A mãe, observando sua filha, nota que ela está pálida e que esta acaba por se sentar no tatame. A conversa se estende e vai ficando mais tensa, e o inglês falado cada vez mais rápido. Uma hora, a Sra. Naomi percebe que Ayumi está fornecendo seu e-mail e seu número de celular particular e, de repente, sem mais nem menos, ela desliga o aparelho.

 

Por alguns instantes, que pareceram horas, há um silêncio no ambiente, até que a filha, finalmente, coloca a mãe a par da situação. Yuri e sua mulher Kira estavam em apuros porque tinham pedido um empréstimo na colônia japonesa e só depois descobriram que se tratavam de agiotas ligados à máfia do Japão. O prazo dado para o pagamento já havia sido adiado por duas vezes e o casal tinha até 3ª feira para quitar a dívida.
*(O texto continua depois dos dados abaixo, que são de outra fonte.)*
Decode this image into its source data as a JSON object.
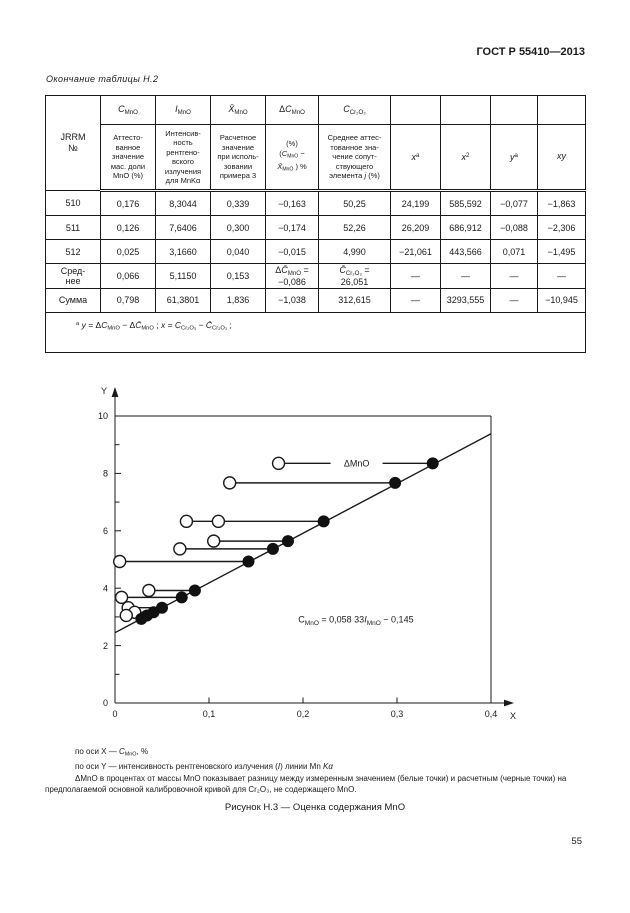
{
  "page": {
    "header_title": "ГОСТ Р 55410—2013",
    "table_caption": "Окончание таблицы Н.2",
    "figure_caption": "Рисунок Н.3 — Оценка содержания MnO",
    "page_number": "55"
  },
  "table": {
    "header": {
      "corner_html": "JRRM<br>№",
      "top_cells_html": [
        "<i>C</i><sub>MnO</sub>",
        "<i>I</i><sub>MnO</sub>",
        "<i>X̄</i><sub>MnO</sub>",
        "Δ<i>C</i><sub>MnO</sub>",
        "<i>C</i><sub>Cr₂O₃</sub>",
        "",
        "",
        "",
        ""
      ],
      "bottom_cells_html": [
        "Аттесто-<br>ванное<br>значение<br>мас. доли<br>MnO (%)",
        "Интенсив-<br>ность<br>рентгено-<br>вского<br>излучения<br>для MnKα",
        "Расчетное<br>значение<br>при исполь-<br>зовании<br>примера 3",
        "(%)<br>(<i>C</i><sub>MnO</sub> −<br><i>X̄</i><sub>MnO</sub> ) %",
        "Среднее аттес-<br>тованное зна-<br>чение сопут-<br>ствующего<br>элемента <i>j</i> (%)",
        "<i>x</i><sup>а</sup>",
        "<i>x</i><sup>2</sup>",
        "<i>y</i><sup>а</sup>",
        "<i>xy</i>"
      ]
    },
    "rows": [
      {
        "label": "510",
        "cells": [
          "0,176",
          "8,3044",
          "0,339",
          "−0,163",
          "50,25",
          "24,199",
          "585,592",
          "−0,077",
          "−1,863"
        ]
      },
      {
        "label": "511",
        "cells": [
          "0,126",
          "7,6406",
          "0,300",
          "−0,174",
          "52,26",
          "26,209",
          "686,912",
          "−0,088",
          "−2,306"
        ]
      },
      {
        "label": "512",
        "cells": [
          "0,025",
          "3,1660",
          "0,040",
          "−0,015",
          "4,990",
          "−21,061",
          "443,566",
          "0,071",
          "−1,495"
        ]
      },
      {
        "label": "Сред-<br>нее",
        "cells": [
          "0,066",
          "5,1150",
          "0,153",
          "Δ<i>C̄</i><sub>MnO</sub> =<br>−0,086",
          "<i>C̄</i><sub>Cr₂O₃</sub> =<br>26,051",
          "—",
          "—",
          "—",
          "—"
        ]
      },
      {
        "label": "Сумма",
        "cells": [
          "0,798",
          "61,3801",
          "1,836",
          "−1,038",
          "312,615",
          "—",
          "3293,555",
          "—",
          "−10,945"
        ]
      }
    ],
    "footnote_html": "<sup>а</sup> <i>y</i> = Δ<i>C</i><sub>MnO</sub> − Δ<i>C̄</i><sub>MnO</sub> ; <i>x</i> = <i>C</i><sub>Cr₂O₃</sub> − <i>C̄</i><sub>Cr₂O₃</sub> ;"
  },
  "figure": {
    "notes": [
      "по оси X — <i>C</i><sub>MnO</sub>, %",
      "по оси Y — интенсивность рентгеновского излучения (<i>I</i>) линии Mn <i>Kα</i>",
      "ΔMnO в процентах от массы MnO показывает разницу между измеренным значением (белые точки) и расчетным (черные точки) на предполагаемой основной калибровочной кривой для Cr₂O₃, не содержащего MnO."
    ]
  },
  "chart_data": {
    "type": "scatter",
    "title": "Рисунок Н.3 — Оценка содержания MnO",
    "xlabel": "X",
    "ylabel": "Y",
    "xlim": [
      0,
      0.4
    ],
    "ylim": [
      0,
      10
    ],
    "grid": false,
    "x_ticks": [
      0,
      0.1,
      0.2,
      0.3,
      0.4
    ],
    "x_tick_labels": [
      "0",
      "0,1",
      "0,2",
      "0,3",
      "0,4"
    ],
    "y_ticks": [
      0,
      2,
      4,
      6,
      8,
      10
    ],
    "y_tick_labels": [
      "0",
      "2",
      "4",
      "6",
      "8",
      "10"
    ],
    "y_minor_ticks": [
      1,
      3,
      5,
      7,
      9
    ],
    "calibration_line": {
      "x": [
        0,
        0.4
      ],
      "y": [
        2.45,
        9.38
      ]
    },
    "equation": "C_MnO = 0,058 33 I_MnO − 0,145",
    "equation_segments": [
      {
        "t": "C"
      },
      {
        "t": "MnO",
        "sub": true
      },
      {
        "t": " = 0,058 33"
      },
      {
        "t": "I",
        "i": true
      },
      {
        "t": "MnO",
        "sub": true
      },
      {
        "t": " − 0,145"
      }
    ],
    "equation_pos": {
      "x": 0.195,
      "y": 2.8
    },
    "delta_label": "ΔMnO",
    "delta_label_pos": {
      "x": 0.257,
      "y": 8.35
    },
    "pairs": [
      {
        "y": 8.35,
        "open_x": [
          0.174
        ],
        "filled_x": 0.338
      },
      {
        "y": 7.67,
        "open_x": [
          0.122
        ],
        "filled_x": 0.298
      },
      {
        "y": 6.33,
        "open_x": [
          0.076,
          0.11
        ],
        "filled_x": 0.222
      },
      {
        "y": 5.64,
        "open_x": [
          0.105
        ],
        "filled_x": 0.184
      },
      {
        "y": 5.37,
        "open_x": [
          0.069
        ],
        "filled_x": 0.168
      },
      {
        "y": 4.93,
        "open_x": [
          0.005
        ],
        "filled_x": 0.142
      },
      {
        "y": 3.92,
        "open_x": [
          0.036
        ],
        "filled_x": 0.085
      },
      {
        "y": 3.68,
        "open_x": [
          0.007
        ],
        "filled_x": 0.071
      },
      {
        "y": 3.32,
        "open_x": [
          0.014
        ],
        "filled_x": 0.05
      },
      {
        "y": 3.16,
        "open_x": [
          0.021
        ],
        "filled_x": 0.041
      },
      {
        "y": 3.05,
        "open_x": [
          0.012
        ],
        "filled_x": 0.034
      },
      {
        "y": 2.93,
        "open_x": [],
        "filled_x": 0.028
      }
    ]
  }
}
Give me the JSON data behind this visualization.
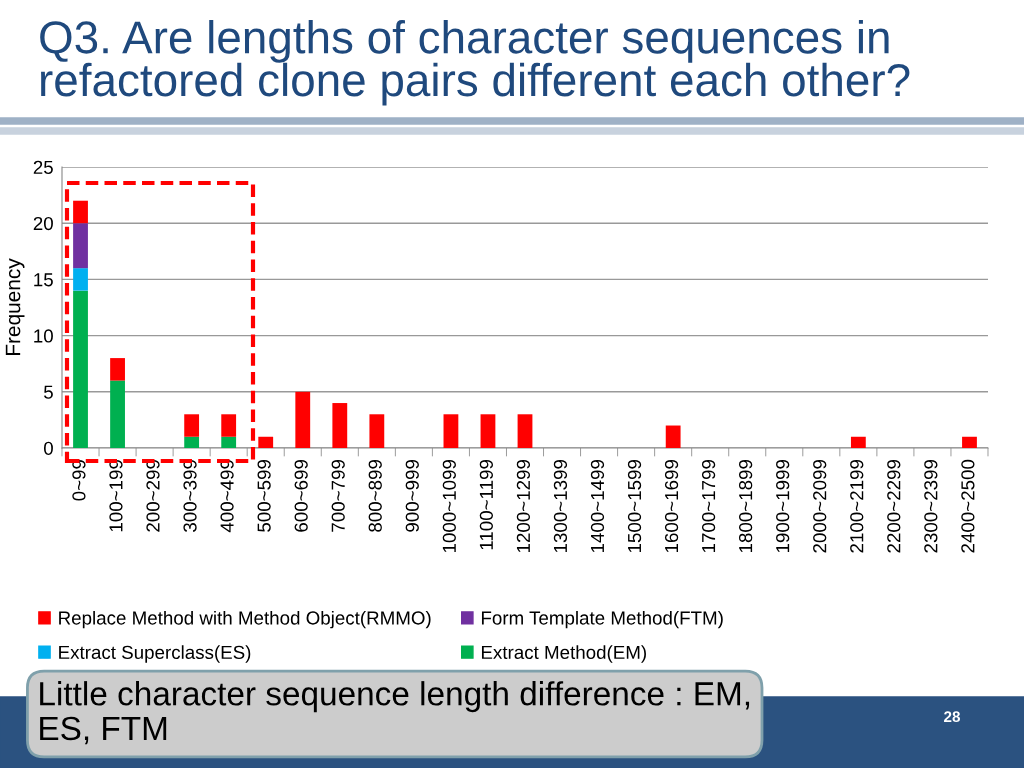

Como garantia, o rapaz havia sido pego como refém.

 

Nesse momento, entra uma videochamada no celular de Ayumi e surge na tela seu irmão, com um grande hematoma do lado esquerdo da testa, pedindo para que a família os ajudasse. Tinham pedido um empréstimo bancário, mas a burocracia emperrou o negócio e eles não queriam perder a oportunidade de dar entrada no imóvel de seus sonhos pelo preço oferecido. Então, um amigo disse que tinha um conhecido que emprestava dinheiro e, como contavam com o pagamento de seu maior cliente para reembolsá-los, acabaram aceitando a oferta, uma vez que os juros exorbitantes seriam por apenas 1 mês. Entretanto, o tal do maior cliente acabou por não os pagar porque faliu, a dívida foi só aumentando e eles acabaram nessa situação.

 

A Sra. Naomi então, já tranquila, pede os dados dos agiotas, faz a transferência bancária, certifica-se de que seu filho fora solto e com toda a calma peculiar do oriental diz para a filha:  

— Ayumi, toda essa adrenalina abriu meu apetite. Podemos almoçar?